Darrion Daniels (born December 4, 1997) is an American former professional football defensive end who is the defensive line coach and pass rush specialist for the California Golden Bears. He played college football at Oklahoma State and Nebraska, and signed with the San Francisco 49ers as an undrafted free agent in 2020.

==College career==
Daniels was a four-star prospect coming out of Bishop Dunne and committed to the Oklahoma State Cowboys on January 30, 2015. He was named Oklahoma State's most outstanding defensive newcomer in 2015. In 2018, Daniels transferred to Nebraska, where he played with his brother Damion. Daniels was a team captain in 2019 and an honorable mention all-Big Ten player.

==Professional career==
===San Francisco 49ers===
Daniels signed with the San Francisco 49ers as an undrafted free agent following the 2020 NFL draft on April 28, 2020. He was waived during final roster cuts on September 5, 2020, and signed to the team's practice squad the next day. He was elevated to the active roster on October 17, November 28, and December 12 for the team's weeks 6, 12, and 14 games, against the Los Angeles Rams twice and Washington Football Team, and reverted to the practice squad after each game. He was promoted to the active roster on December 25.

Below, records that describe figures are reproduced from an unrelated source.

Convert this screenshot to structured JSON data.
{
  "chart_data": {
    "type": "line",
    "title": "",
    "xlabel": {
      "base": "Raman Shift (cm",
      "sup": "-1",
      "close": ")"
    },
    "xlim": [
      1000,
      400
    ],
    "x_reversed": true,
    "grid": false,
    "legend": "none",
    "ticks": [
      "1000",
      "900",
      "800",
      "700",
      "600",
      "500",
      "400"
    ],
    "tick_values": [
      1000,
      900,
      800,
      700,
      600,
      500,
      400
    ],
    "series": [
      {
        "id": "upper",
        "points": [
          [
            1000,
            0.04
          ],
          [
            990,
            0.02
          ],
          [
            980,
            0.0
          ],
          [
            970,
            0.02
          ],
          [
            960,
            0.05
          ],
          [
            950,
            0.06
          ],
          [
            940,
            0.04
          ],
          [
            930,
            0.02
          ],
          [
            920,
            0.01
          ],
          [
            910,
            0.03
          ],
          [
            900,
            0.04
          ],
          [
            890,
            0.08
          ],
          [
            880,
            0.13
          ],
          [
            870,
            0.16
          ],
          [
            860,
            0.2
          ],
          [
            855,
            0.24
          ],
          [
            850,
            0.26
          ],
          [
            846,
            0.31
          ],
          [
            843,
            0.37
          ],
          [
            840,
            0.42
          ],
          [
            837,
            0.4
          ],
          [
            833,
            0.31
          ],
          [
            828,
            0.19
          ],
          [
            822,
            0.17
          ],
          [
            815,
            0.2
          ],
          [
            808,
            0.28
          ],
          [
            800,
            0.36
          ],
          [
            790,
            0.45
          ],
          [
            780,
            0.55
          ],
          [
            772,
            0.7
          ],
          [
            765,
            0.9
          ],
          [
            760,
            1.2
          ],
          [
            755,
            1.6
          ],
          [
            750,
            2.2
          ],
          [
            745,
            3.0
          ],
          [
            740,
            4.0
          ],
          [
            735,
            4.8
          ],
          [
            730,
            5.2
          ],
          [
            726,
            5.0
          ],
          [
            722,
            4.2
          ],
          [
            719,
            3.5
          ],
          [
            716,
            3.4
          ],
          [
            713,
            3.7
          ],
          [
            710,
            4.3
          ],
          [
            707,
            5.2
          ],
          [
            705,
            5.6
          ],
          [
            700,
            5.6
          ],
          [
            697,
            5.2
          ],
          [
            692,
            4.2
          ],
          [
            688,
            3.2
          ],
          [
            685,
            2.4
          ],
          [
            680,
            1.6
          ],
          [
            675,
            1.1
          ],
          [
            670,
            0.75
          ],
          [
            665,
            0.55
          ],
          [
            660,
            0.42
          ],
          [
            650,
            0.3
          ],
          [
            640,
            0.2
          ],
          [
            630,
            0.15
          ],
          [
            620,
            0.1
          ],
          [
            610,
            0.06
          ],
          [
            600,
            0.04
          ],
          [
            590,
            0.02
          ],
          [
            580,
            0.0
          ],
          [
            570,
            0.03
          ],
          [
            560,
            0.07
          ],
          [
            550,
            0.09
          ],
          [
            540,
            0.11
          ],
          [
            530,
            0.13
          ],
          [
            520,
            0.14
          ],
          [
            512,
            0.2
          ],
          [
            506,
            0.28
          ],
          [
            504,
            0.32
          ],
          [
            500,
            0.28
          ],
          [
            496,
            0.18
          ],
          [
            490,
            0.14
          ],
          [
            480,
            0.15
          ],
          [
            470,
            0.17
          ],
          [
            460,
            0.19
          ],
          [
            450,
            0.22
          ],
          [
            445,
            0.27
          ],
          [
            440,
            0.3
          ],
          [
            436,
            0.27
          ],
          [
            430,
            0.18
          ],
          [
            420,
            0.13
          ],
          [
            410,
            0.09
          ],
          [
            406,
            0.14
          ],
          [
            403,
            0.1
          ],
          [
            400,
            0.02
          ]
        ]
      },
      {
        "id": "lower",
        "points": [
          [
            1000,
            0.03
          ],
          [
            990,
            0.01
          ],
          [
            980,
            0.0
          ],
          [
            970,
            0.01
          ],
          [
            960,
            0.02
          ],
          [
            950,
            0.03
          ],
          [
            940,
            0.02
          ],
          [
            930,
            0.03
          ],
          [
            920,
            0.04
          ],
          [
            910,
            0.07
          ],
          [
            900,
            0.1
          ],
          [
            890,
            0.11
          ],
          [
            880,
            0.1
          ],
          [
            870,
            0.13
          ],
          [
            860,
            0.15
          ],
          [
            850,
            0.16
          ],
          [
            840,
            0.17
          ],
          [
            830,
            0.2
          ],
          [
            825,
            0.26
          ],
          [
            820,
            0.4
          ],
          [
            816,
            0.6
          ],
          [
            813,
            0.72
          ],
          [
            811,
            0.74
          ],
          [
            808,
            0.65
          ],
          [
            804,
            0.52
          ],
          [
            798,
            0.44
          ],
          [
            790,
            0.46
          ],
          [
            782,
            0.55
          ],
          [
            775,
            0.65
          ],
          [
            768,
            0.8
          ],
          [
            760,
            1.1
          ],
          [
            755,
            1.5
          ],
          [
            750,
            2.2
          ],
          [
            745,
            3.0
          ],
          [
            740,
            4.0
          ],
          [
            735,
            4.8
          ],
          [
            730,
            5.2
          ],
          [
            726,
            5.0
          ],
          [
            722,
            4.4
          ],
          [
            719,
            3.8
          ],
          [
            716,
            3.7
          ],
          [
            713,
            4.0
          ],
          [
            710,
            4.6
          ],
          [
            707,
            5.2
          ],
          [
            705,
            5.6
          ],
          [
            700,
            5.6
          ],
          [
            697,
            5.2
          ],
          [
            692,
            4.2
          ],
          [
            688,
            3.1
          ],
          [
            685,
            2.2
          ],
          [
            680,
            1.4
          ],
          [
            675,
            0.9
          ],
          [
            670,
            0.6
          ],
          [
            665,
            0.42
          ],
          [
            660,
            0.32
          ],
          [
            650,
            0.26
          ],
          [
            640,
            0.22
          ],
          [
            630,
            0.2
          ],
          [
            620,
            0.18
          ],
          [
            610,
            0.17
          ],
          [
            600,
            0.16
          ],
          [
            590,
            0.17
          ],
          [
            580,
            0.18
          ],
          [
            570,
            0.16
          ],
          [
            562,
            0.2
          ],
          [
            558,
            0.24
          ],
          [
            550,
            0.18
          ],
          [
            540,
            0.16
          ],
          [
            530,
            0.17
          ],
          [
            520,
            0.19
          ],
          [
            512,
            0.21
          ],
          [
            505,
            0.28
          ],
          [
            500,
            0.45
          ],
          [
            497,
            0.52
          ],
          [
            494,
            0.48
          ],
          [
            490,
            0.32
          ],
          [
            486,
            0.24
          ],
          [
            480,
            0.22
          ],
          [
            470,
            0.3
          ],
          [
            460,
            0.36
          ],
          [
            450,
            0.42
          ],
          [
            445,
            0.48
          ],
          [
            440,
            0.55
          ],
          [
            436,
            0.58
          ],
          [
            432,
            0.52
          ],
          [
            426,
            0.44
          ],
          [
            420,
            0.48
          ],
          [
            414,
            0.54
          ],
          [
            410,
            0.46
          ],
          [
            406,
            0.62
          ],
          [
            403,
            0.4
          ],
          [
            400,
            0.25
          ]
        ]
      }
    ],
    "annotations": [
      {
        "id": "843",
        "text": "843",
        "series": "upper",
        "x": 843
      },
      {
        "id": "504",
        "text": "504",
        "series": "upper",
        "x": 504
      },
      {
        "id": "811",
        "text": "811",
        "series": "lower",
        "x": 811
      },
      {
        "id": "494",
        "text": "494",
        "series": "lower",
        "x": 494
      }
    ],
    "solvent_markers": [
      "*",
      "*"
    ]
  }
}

On August 31, 2021, Daniels was waived by the 49ers and re-signed to the practice squad the next day.

===Atlanta Falcons===
Daniels signed with the Atlanta Falcons on July 27, 2022. He was waived on August 30.

===Birmingham Stallions===
Daniels signed with the Birmingham Stallions of the USFL on December 16, 2022. He was released on December 6, 2023.

==Coaching career==
===Oregon===
Daniels was hired by Oregon to be a defensive analyst before the 2024 season.

===California===
On December 27, 2025, Daniels was named the defensive coach and pass rush specialist by California.